Page:Renard Oeuvres completes 1 Bernouard.djvu/336

La bibliothèque libre.
Cette page n’a pas encore été corrigée
244
SOURIRES PINCEÉS


— Je crois qu’il va être bon, cette année

— Oui-da ! tu le crois, carne ! disait le vieux, redressé, et se croisant les bras dans la vapeur d’or de la cuve, comme un lutteur en pleine victoire.

— C’est mon avis, ajoutait la vieille, encouragée, artificieuse.

— Elle dit que c’est son avis ! criait le vieux, les mains levées vers les nues, près de fondre à pieds joints sur la vieille et de s’abattre sur elle, toutes griffes dehors.

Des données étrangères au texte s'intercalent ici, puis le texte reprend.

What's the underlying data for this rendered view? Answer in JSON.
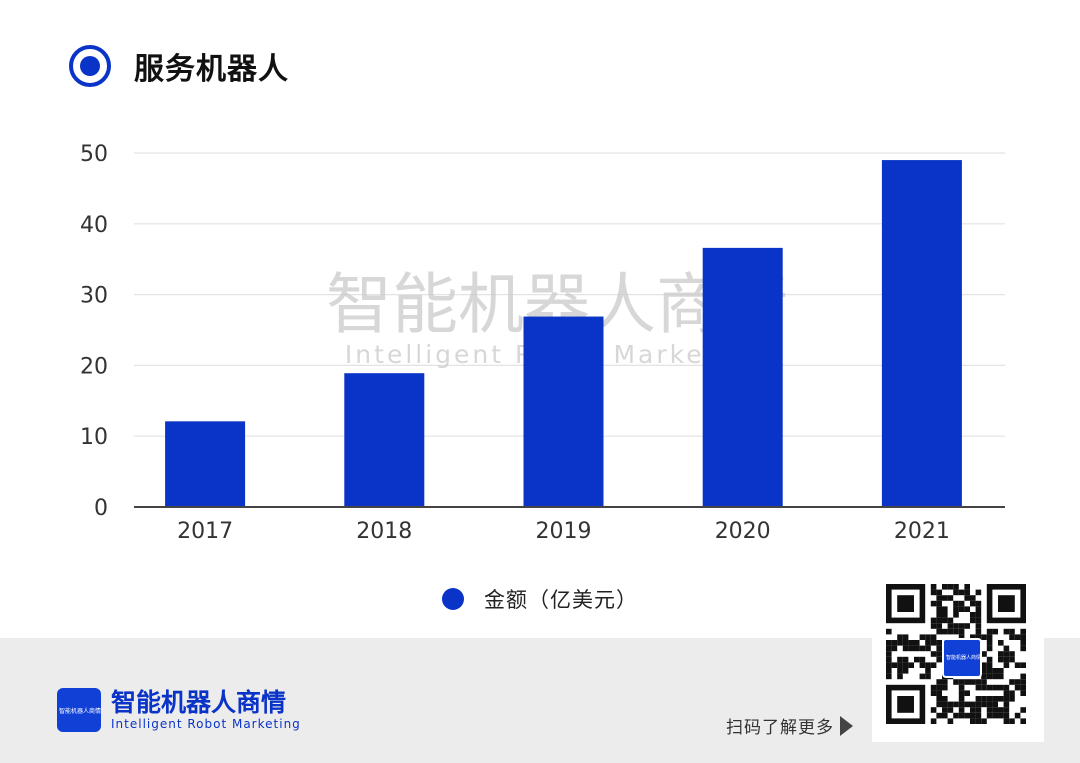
{
  "header": {
    "title": "服务机器人",
    "icon": "radio-target-icon"
  },
  "chart_data": {
    "type": "bar",
    "title": "服务机器人",
    "categories": [
      "2017",
      "2018",
      "2019",
      "2020",
      "2021"
    ],
    "series": [
      {
        "name": "金额（亿美元）",
        "values": [
          12.1,
          18.9,
          26.9,
          36.6,
          49.0
        ]
      }
    ],
    "ylim": [
      0,
      50
    ],
    "yticks": [
      0,
      10,
      20,
      30,
      40,
      50
    ],
    "grid": true,
    "legend": "bottom",
    "colors": {
      "bar": "#0a33c8",
      "grid": "#e3e3e3",
      "axis": "#444444"
    }
  },
  "watermark": {
    "main": "智能机器人商情",
    "sub": "Intelligent Robot Marketing"
  },
  "footer": {
    "brand_name": "智能机器人商情",
    "brand_sub": "Intelligent Robot Marketing",
    "logo_text": "智能机器人商情",
    "scan_label": "扫码了解更多"
  }
}
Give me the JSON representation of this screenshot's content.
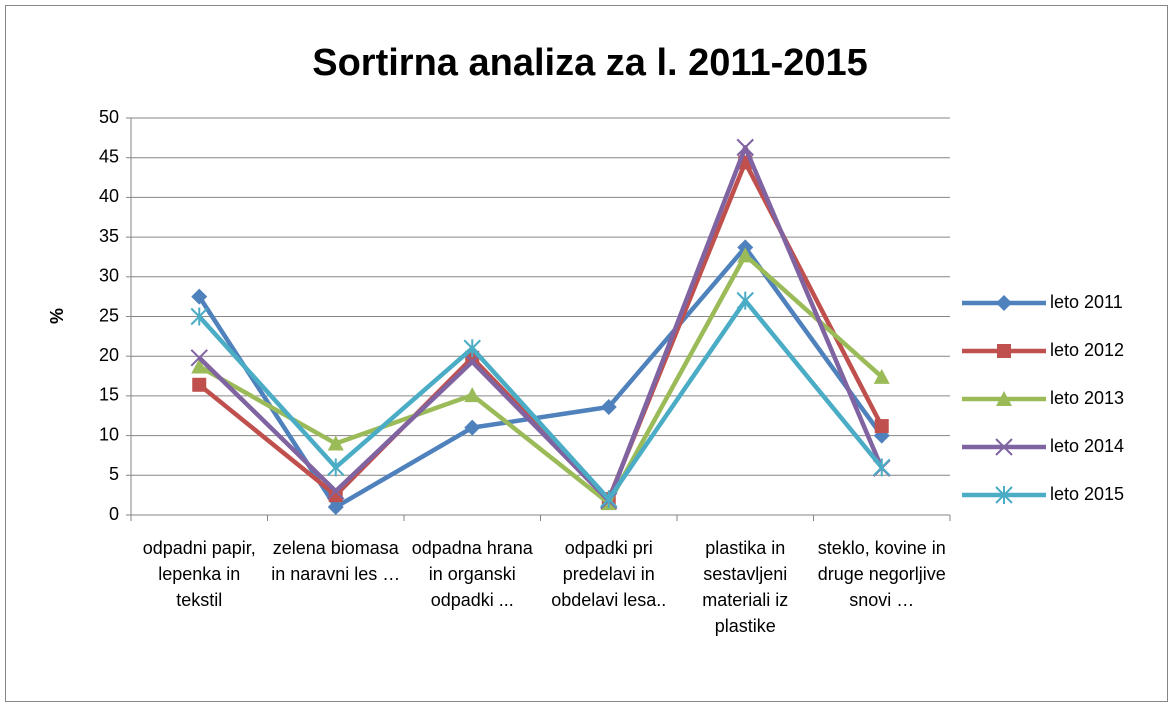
{
  "chart_data": {
    "type": "line",
    "title": "Sortirna analiza za l. 2011-2015",
    "y_label": "%",
    "categories": [
      "odpadni papir, lepenka in tekstil",
      "zelena biomasa in naravni les …",
      "odpadna hrana in organski odpadki ...",
      "odpadki pri predelavi in obdelavi lesa..",
      "plastika in sestavljeni materiali iz plastike",
      "steklo, kovine in druge negorljive snovi …"
    ],
    "series": [
      {
        "name": "leto 2011",
        "color": "#4F81BD",
        "marker": "diamond",
        "values": [
          27.5,
          1,
          11,
          13.6,
          33.7,
          10
        ]
      },
      {
        "name": "leto 2012",
        "color": "#C0504D",
        "marker": "square",
        "values": [
          16.4,
          2.5,
          19.8,
          2,
          44.4,
          11.2
        ]
      },
      {
        "name": "leto 2013",
        "color": "#9BBB59",
        "marker": "triangle",
        "values": [
          18.7,
          9,
          15.1,
          1.5,
          32.7,
          17.4
        ]
      },
      {
        "name": "leto 2014",
        "color": "#8064A2",
        "marker": "x",
        "values": [
          19.8,
          3,
          19.3,
          1.8,
          46.3,
          5.9
        ]
      },
      {
        "name": "leto 2015",
        "color": "#4BACC6",
        "marker": "star",
        "values": [
          25,
          6,
          21,
          2,
          27,
          6
        ]
      }
    ],
    "ylim": [
      0,
      50
    ],
    "yticks": [
      0,
      5,
      10,
      15,
      20,
      25,
      30,
      35,
      40,
      45,
      50
    ],
    "grid": true,
    "legend": "right"
  }
}
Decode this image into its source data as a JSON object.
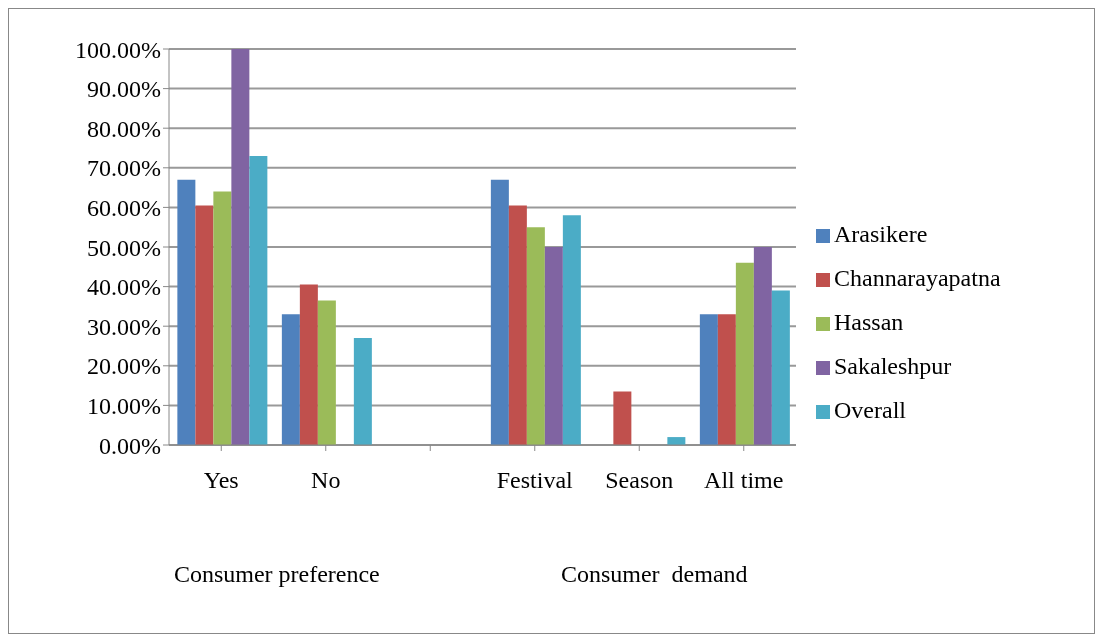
{
  "chart_data": {
    "type": "bar",
    "categories": [
      "Yes",
      "No",
      null,
      "Festival",
      "Season",
      "All time"
    ],
    "series": [
      {
        "name": "Arasikere",
        "color": "#4f81bd",
        "values": [
          67,
          33,
          null,
          67,
          0,
          33
        ]
      },
      {
        "name": "Channarayapatna",
        "color": "#c0504d",
        "values": [
          60.5,
          40.5,
          null,
          60.5,
          13.5,
          33
        ]
      },
      {
        "name": "Hassan",
        "color": "#9bbb59",
        "values": [
          64,
          36.5,
          null,
          55,
          0,
          46
        ]
      },
      {
        "name": "Sakaleshpur",
        "color": "#8064a2",
        "values": [
          100,
          0,
          null,
          50,
          0,
          50
        ]
      },
      {
        "name": "Overall",
        "color": "#4bacc6",
        "values": [
          73,
          27,
          null,
          58,
          2,
          39
        ]
      }
    ],
    "ylim": [
      0,
      100
    ],
    "yticks": [
      {
        "value": 0,
        "label": "0.00%"
      },
      {
        "value": 10,
        "label": "10.00%"
      },
      {
        "value": 20,
        "label": "20.00%"
      },
      {
        "value": 30,
        "label": "30.00%"
      },
      {
        "value": 40,
        "label": "40.00%"
      },
      {
        "value": 50,
        "label": "50.00%"
      },
      {
        "value": 60,
        "label": "60.00%"
      },
      {
        "value": 70,
        "label": "70.00%"
      },
      {
        "value": 80,
        "label": "80.00%"
      },
      {
        "value": 90,
        "label": "90.00%"
      },
      {
        "value": 100,
        "label": "100.00%"
      }
    ],
    "grid": "y",
    "legend": "right",
    "annotations": [
      "Consumer preference",
      "Consumer  demand"
    ]
  }
}
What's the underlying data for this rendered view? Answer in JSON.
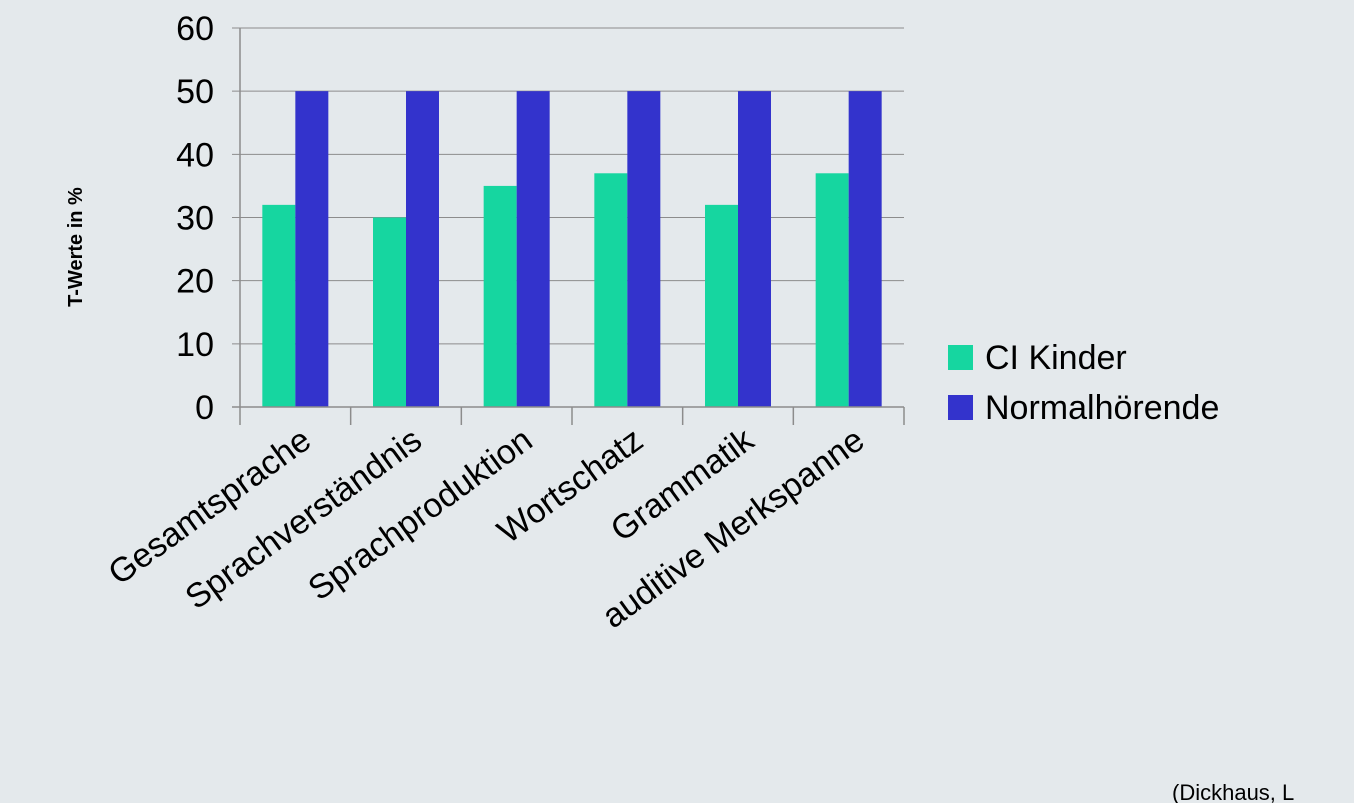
{
  "chart_data": {
    "type": "bar",
    "categories": [
      "Gesamtsprache",
      "Sprachverständnis",
      "Sprachproduktion",
      "Wortschatz",
      "Grammatik",
      "auditive Merkspanne"
    ],
    "series": [
      {
        "name": "CI Kinder",
        "values": [
          32,
          30,
          35,
          37,
          32,
          37
        ],
        "color": "#16d6a0"
      },
      {
        "name": "Normalhörende",
        "values": [
          50,
          50,
          50,
          50,
          50,
          50
        ],
        "color": "#3333cc"
      }
    ],
    "ylabel": "T-Werte in %",
    "ylim": [
      0,
      60
    ],
    "yticks": [
      "0",
      "10",
      "20",
      "30",
      "40",
      "50",
      "60"
    ],
    "grid": true,
    "legend_position": "right"
  },
  "source_note": "(Dickhaus, L"
}
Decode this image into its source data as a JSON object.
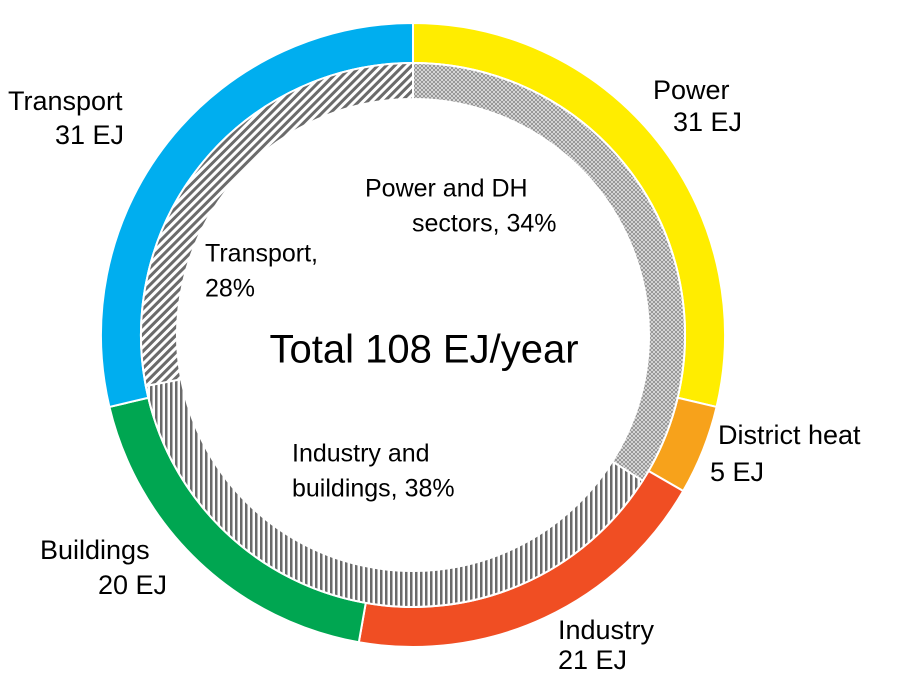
{
  "chart_data": {
    "type": "donut",
    "center_label": "Total  108 EJ/year",
    "outer": {
      "categories": [
        "Power",
        "District heat",
        "Industry",
        "Buildings",
        "Transport"
      ],
      "values": [
        31,
        5,
        21,
        20,
        31
      ],
      "value_labels": [
        "31 EJ",
        "5 EJ",
        "21 EJ",
        "20 EJ",
        "31 EJ"
      ],
      "colors": [
        "#ffed00",
        "#f7a21b",
        "#f04e23",
        "#00a651",
        "#00aeef"
      ]
    },
    "inner": {
      "label_lines": [
        [
          "Power and DH",
          "sectors, 34%"
        ],
        [
          "Industry and",
          "buildings, 38%"
        ],
        [
          "Transport,",
          "28%"
        ]
      ],
      "values": [
        34,
        38,
        28
      ],
      "patterns": [
        "crosshatch",
        "vertical",
        "diagonal"
      ]
    }
  }
}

Mais, apparemment, la peur qu’un moment d’arrêt ne fît tourner son vin le calmait, et il se remettait à piétiner, à broyer le raisin comme un ennemi personnel, les talons en feu, usant sa dernière vigueur, farouche et, par l’odorat, déjà ivre.


IV


Aux soirs tièdes de l’automne, le vieux, sa soupe vite avalée, s’asseyait près de la fenêtre ouverte, et, recueilli, méthodique dans sa jouissance, élevait son verre comme un ciboire, saluait la lune montante, la lune mangeuse de brumes, et buvait lentement, n’étant pas de ceux qui gaspillent. S’il effrayait les oiseaux et les petits enfants, il attirait sans effort les hommes qui passaient sur la route.

— Cousin Raponot, n’entrez-vous point ?

Raponot n’entrait pas, mais il prenait, joyeux en dedans, le verre que lui tendait le vieux par la fenêtre, et tous les deux buvotaient le vin nouveau, avec la même attention et une égale connaissance de ses vertus. Du côté de la cheminée, ils entendaient le souffle flûteur de la vieille sur ses pommes de terre.